I also read a novel not for work. I haven’t

read a novel not for work for a long time. I have read some novels recently, but under pressure of time, and only to finish them.

Now I remember the slightly illicit pleasure of being stuck in a different world. Of ducking out on the people around you and being unfaithful with a whole other bunch of people. I vow to read more novels. I decide that instead of looking at the newspapers before I go to sleep, I will read a novel for half an hour.

I will rewire my brain to the way it was before the biggest news story and the biggest thing likely to happen in any of our lives happened. I will rebalance my psyche, try to cure the monomaniac­al and obsessive behaviour that Covid has caused.

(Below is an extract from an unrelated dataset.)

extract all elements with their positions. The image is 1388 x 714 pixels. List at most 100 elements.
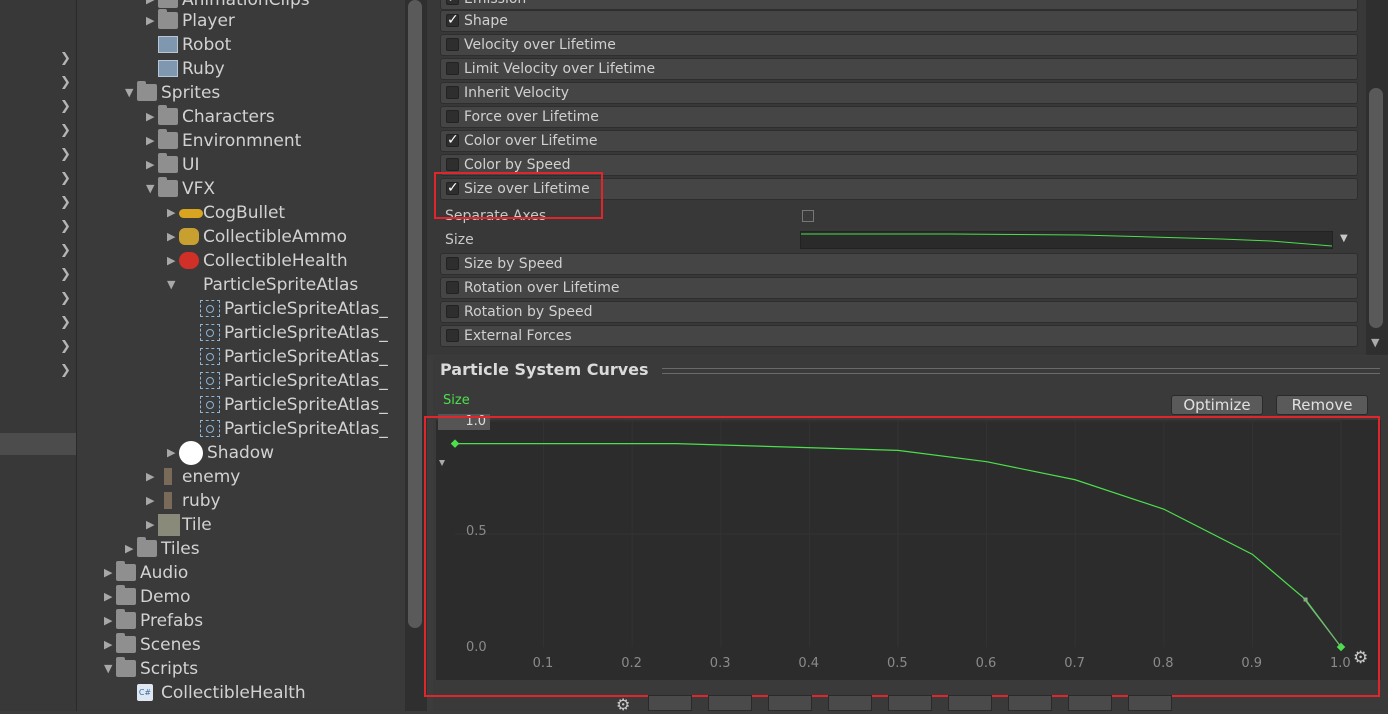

It helps that we have inherited a hammock. I feel the hammock could change everything. It’s a big, sturdy hammock and I sit in it sideways, feet on the ground, rocking myself gently, self-soothing.

The rocking becomes almost unconsciou­s. You can be doing something else, like reading or whatever, and you will realise you are quietly, automatica­lly rocking.

Sometimes there is even a child laid across me, legs over mine, perpendicu­lar, in a trance, each of us barely aware the other is there after a while, rocking, like two people in an open-air asylum.

I never in my life once thought about buying a hammock. But this hammock came into our lives at the perfect time, and in the perfect weather, and I realise now that perhaps this is what’s been missing.

I am determined not to watch Micheál Martin give his momentous speech on Tuesday. It’s well known by six o’clock what he’s going to say. Even someone like me, who is on a news break, has picked up the details.

I feel that this will be proof that I am able to look away for a while. I look forward to casually telling people, when they discuss the announceme­nt, that I didn’t watch it. It will blow their minds, that it is even an option not to watch.

And then at twenty-pastsix, I decide it would do no harm to have a look, so I watch the news on delay. Then obviously I get curious and switch over to the RTÉ news channel for the post-announceme­nt press conference, and before I know it, I’m back in the game.